Tricia Tan Hui Ling is medical student from Singapore.
Her work has been published in Quarterly Literary Review
, The Kindling, and Singapore Unbound. Her
poetry manuscript was also selected to undergo Sing Lit
Station's Manuscript Bootcamp. Out of wards, she runs a
global health podcast and is active in community work.
She writes poetry as a way of being patient with the
histories of others and her own.

birth cert for my mother's cancer


When papa said go I wondered when
the baby would stop.

I wondered if cancer could be construed
as pregnancy, if the surgeons raised
the tumour like a faceless, bloodied Simba, gleefully
chalking circles of life in the OT sky.


After the cancer grew out,
we would find relatives rapturous,
video camera-ed Surprise! in function room light
rented streamers and baby shower
banners: Tumour's 1st


If surgery was a shotgun blowing,
the blood ran far and fast enough. I wondered
when the climax was. If anaesthesia was the prelude
or conclusion to waking.

Before this the surgeon said
Cancer comes with sacrifice.

It was as if function were
a barter trade—some bounty
we could split
with toddler fingers
like collectible cards.
A cornucopia of
disability distilled
to forms.

Sign here.


Mother concludes she might be left
as greeting card artefact. In many ways
we are always praying. Hope homing in
a swarm of nascent butterflies
I do not understand the stories she tells me
her syllables at half-pace, half-function.

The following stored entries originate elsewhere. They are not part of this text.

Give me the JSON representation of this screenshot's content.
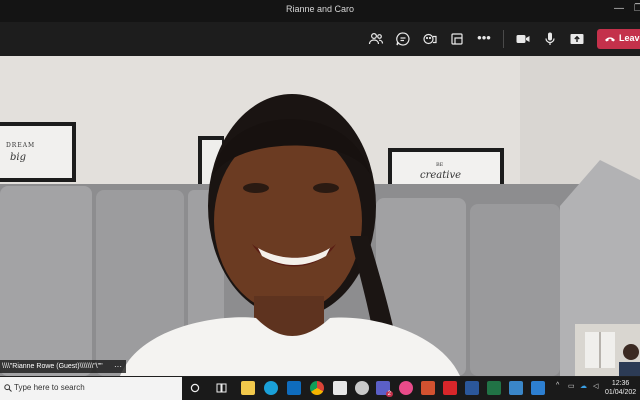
{
  "window": {
    "title": "Rianne and Caro",
    "minimize_glyph": "—",
    "restore_glyph": "❐"
  },
  "toolbar": {
    "icons": [
      "people-icon",
      "chat-icon",
      "reactions-icon",
      "share-tray-icon",
      "more-icon",
      "camera-icon",
      "microphone-icon",
      "share-screen-icon"
    ],
    "leave_label": "Leave",
    "leave_color": "#c4314b"
  },
  "video": {
    "participant_label": "\\\\\\\\\"Rianne Rowe (Guest)\\\\\\\\\\\\\\\"\\\"\"",
    "more_glyph": "···",
    "frames_text": [
      {
        "label": "DREAM",
        "script": "big"
      },
      {
        "label": "BE",
        "script": "creative"
      }
    ]
  },
  "taskbar": {
    "search_placeholder": "Type here to search",
    "teams_badge": "2",
    "pinned_apps": [
      "start-icon",
      "search-icon",
      "cortana-icon",
      "task-view-icon",
      "file-explorer-icon",
      "edge-icon",
      "outlook-icon",
      "chrome-icon",
      "notepad-icon",
      "snipping-icon",
      "teams-icon",
      "photos-icon",
      "powerpoint-icon",
      "acrobat-icon",
      "word-icon",
      "excel-icon",
      "remote-desktop-icon",
      "media-icon"
    ],
    "time": "12:36",
    "date": "01/04/202"
  }
}
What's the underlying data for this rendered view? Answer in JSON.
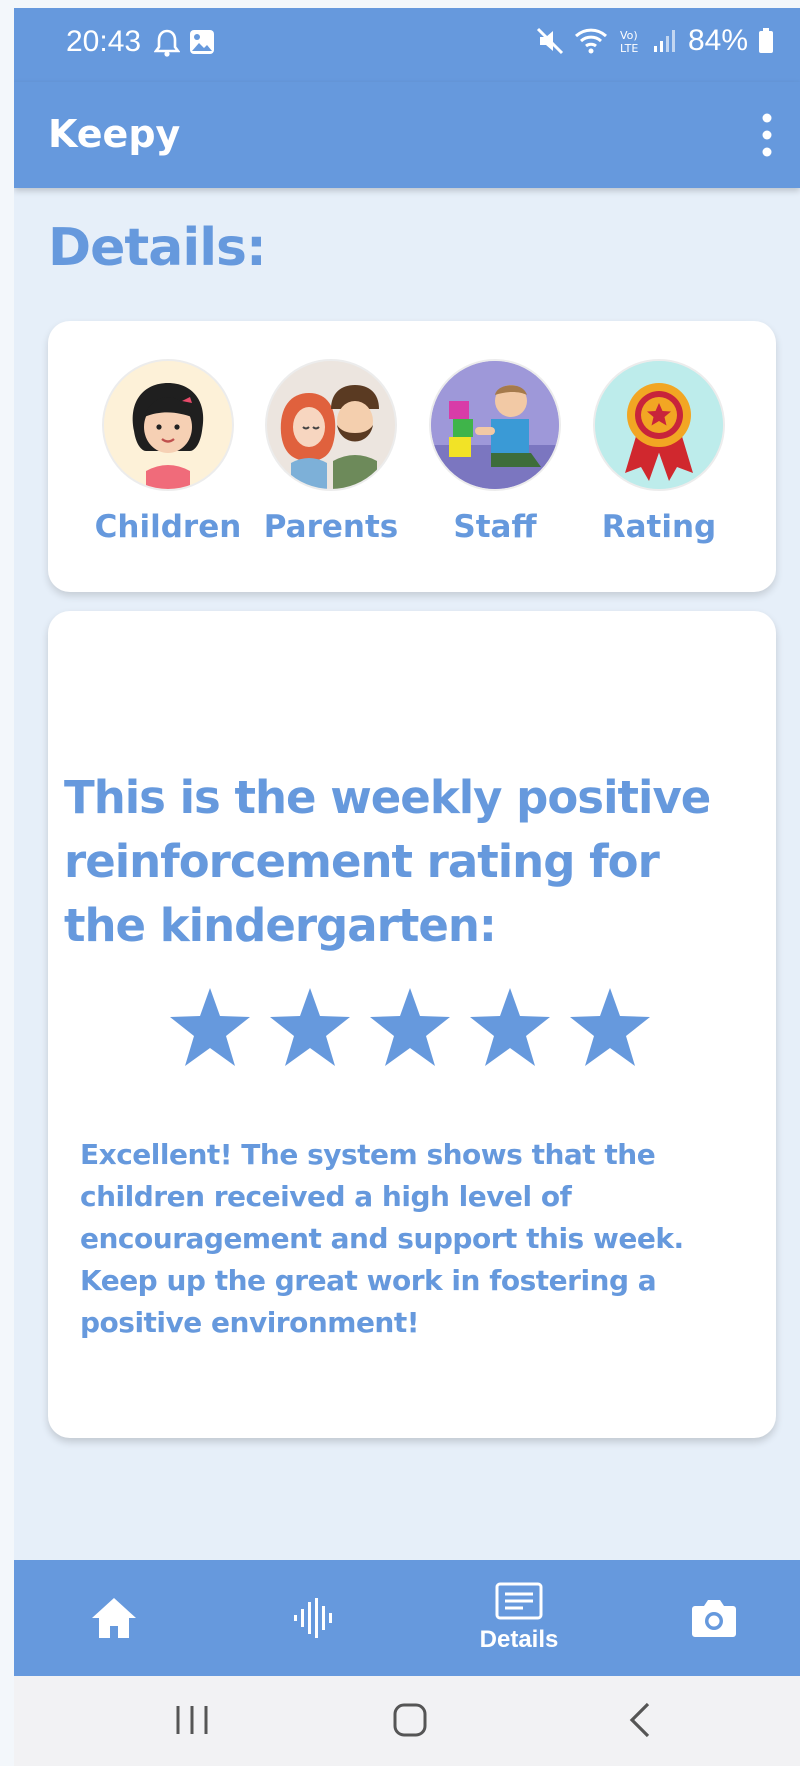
{
  "status": {
    "time": "20:43",
    "battery": "84%"
  },
  "app": {
    "title": "Keepy"
  },
  "page": {
    "heading": "Details:"
  },
  "categories": [
    {
      "label": "Children",
      "icon": "girl-avatar-icon"
    },
    {
      "label": "Parents",
      "icon": "parents-avatar-icon"
    },
    {
      "label": "Staff",
      "icon": "staff-avatar-icon"
    },
    {
      "label": "Rating",
      "icon": "rating-badge-icon"
    }
  ],
  "rating": {
    "title": "This is the weekly positive reinforcement rating for the kindergarten:",
    "stars": 5,
    "max_stars": 5,
    "description": "Excellent! The system shows that the children received a high level of encouragement and support this week. Keep up the great work in fostering a positive environment!"
  },
  "bottom_nav": {
    "items": [
      {
        "icon": "home-icon",
        "label": ""
      },
      {
        "icon": "audio-waveform-icon",
        "label": ""
      },
      {
        "icon": "details-icon",
        "label": "Details"
      },
      {
        "icon": "camera-icon",
        "label": ""
      }
    ]
  },
  "colors": {
    "primary": "#6699dd",
    "background": "#e6eff9",
    "card": "#ffffff"
  }
}
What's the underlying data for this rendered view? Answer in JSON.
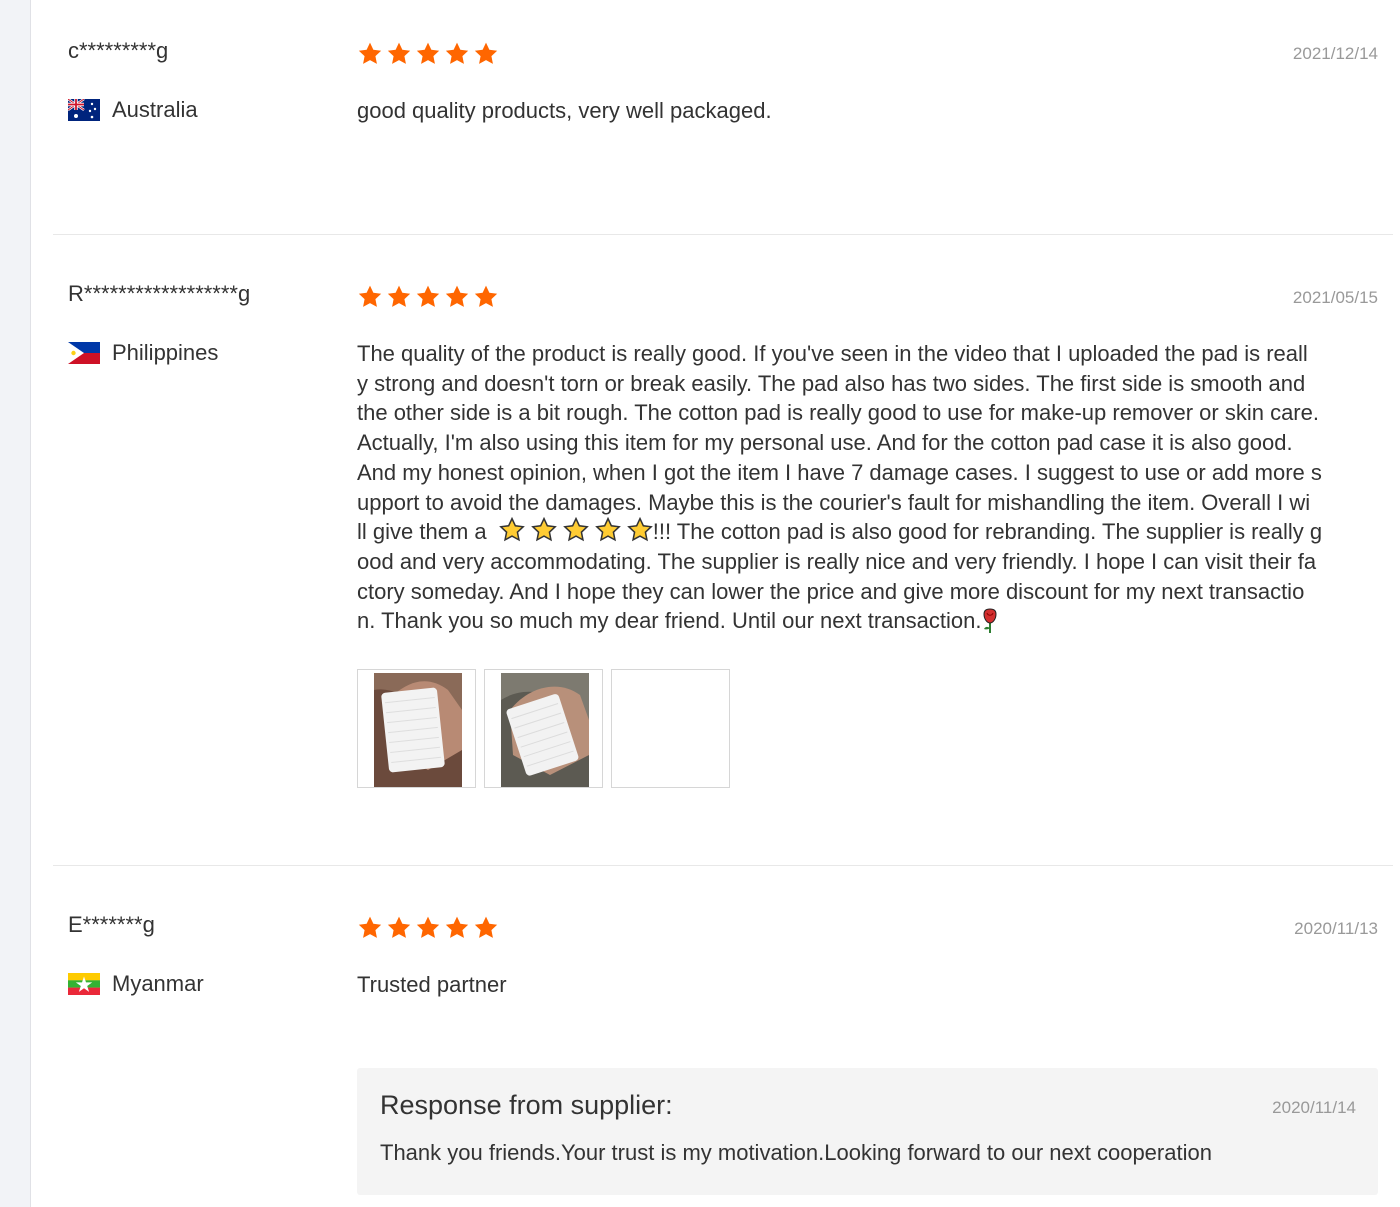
{
  "colors": {
    "star": "#ff6600",
    "gutter": "#f2f3f7",
    "divider": "#e8e8e8",
    "response_bg": "#f4f4f4"
  },
  "reviews": [
    {
      "user": "c*********g",
      "country": "Australia",
      "flag_icon": "australia-flag-icon",
      "rating": 5,
      "date": "2021/12/14",
      "text": "good quality products, very well packaged."
    },
    {
      "user": "R******************g",
      "country": "Philippines",
      "flag_icon": "philippines-flag-icon",
      "rating": 5,
      "date": "2021/05/15",
      "text_lines": [
        "The quality of the product is really good. If you've seen in the video that I uploaded the pad is reall",
        "y strong and doesn't torn or break easily. The pad also has two sides. The first side is smooth and",
        "the other side is a bit rough. The cotton pad is really good to use for make-up remover or skin care.",
        "Actually, I'm also using this item for my personal use. And for the cotton pad case it is also good.",
        "And my honest opinion, when I got the item I have 7 damage cases. I suggest to use or add more s",
        "upport to avoid the damages. Maybe this is the courier's fault for mishandling the item. Overall I wi"
      ],
      "line7_before": "ll give them a",
      "line7_after": "!!! The cotton pad is also good for rebranding. The supplier is really g",
      "text_lines_after": [
        "ood and very accommodating. The supplier is really nice and very friendly. I hope I can visit their fa",
        "ctory someday. And I hope they can lower the price and give more discount for my next transactio"
      ],
      "last_line": "n. Thank you so much my dear friend. Until our next transaction.",
      "photos": [
        "cotton-pad-photo",
        "cotton-pad-photo",
        "empty-photo"
      ]
    },
    {
      "user": "E*******g",
      "country": "Myanmar",
      "flag_icon": "myanmar-flag-icon",
      "rating": 5,
      "date": "2020/11/13",
      "text": "Trusted partner",
      "response": {
        "title": "Response from supplier:",
        "date": "2020/11/14",
        "text": "Thank you friends.Your trust is my motivation.Looking forward to our next cooperation"
      }
    }
  ]
}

When you get to fifty maybe you will understand

The way she saw it: mid-life flipping on
over and over, a faulty switch.

Pulling the curtains up, waiting
for actors to unwood puppet fingers
Pretend Toy Story, yell it's alive.

If life were a movie and the pixels
our moments, we sieved everything
we had to get to HD. We were portrait
with our best times. In each scene we wept
our faces wide and opening. Christmas presents
after the fact. Holding out for the credits scene
wishing so dearly to scoop ourselves
into the finality of its melody.


Wish, exhale, repeat.

We've mastered the routine to a fault.

A fault line refuses to split our snow globe open.

Every day we crack skulls over it.

Every swirl we say it's like snowdrops drowning.

That light can happen in slow motion and that's alright.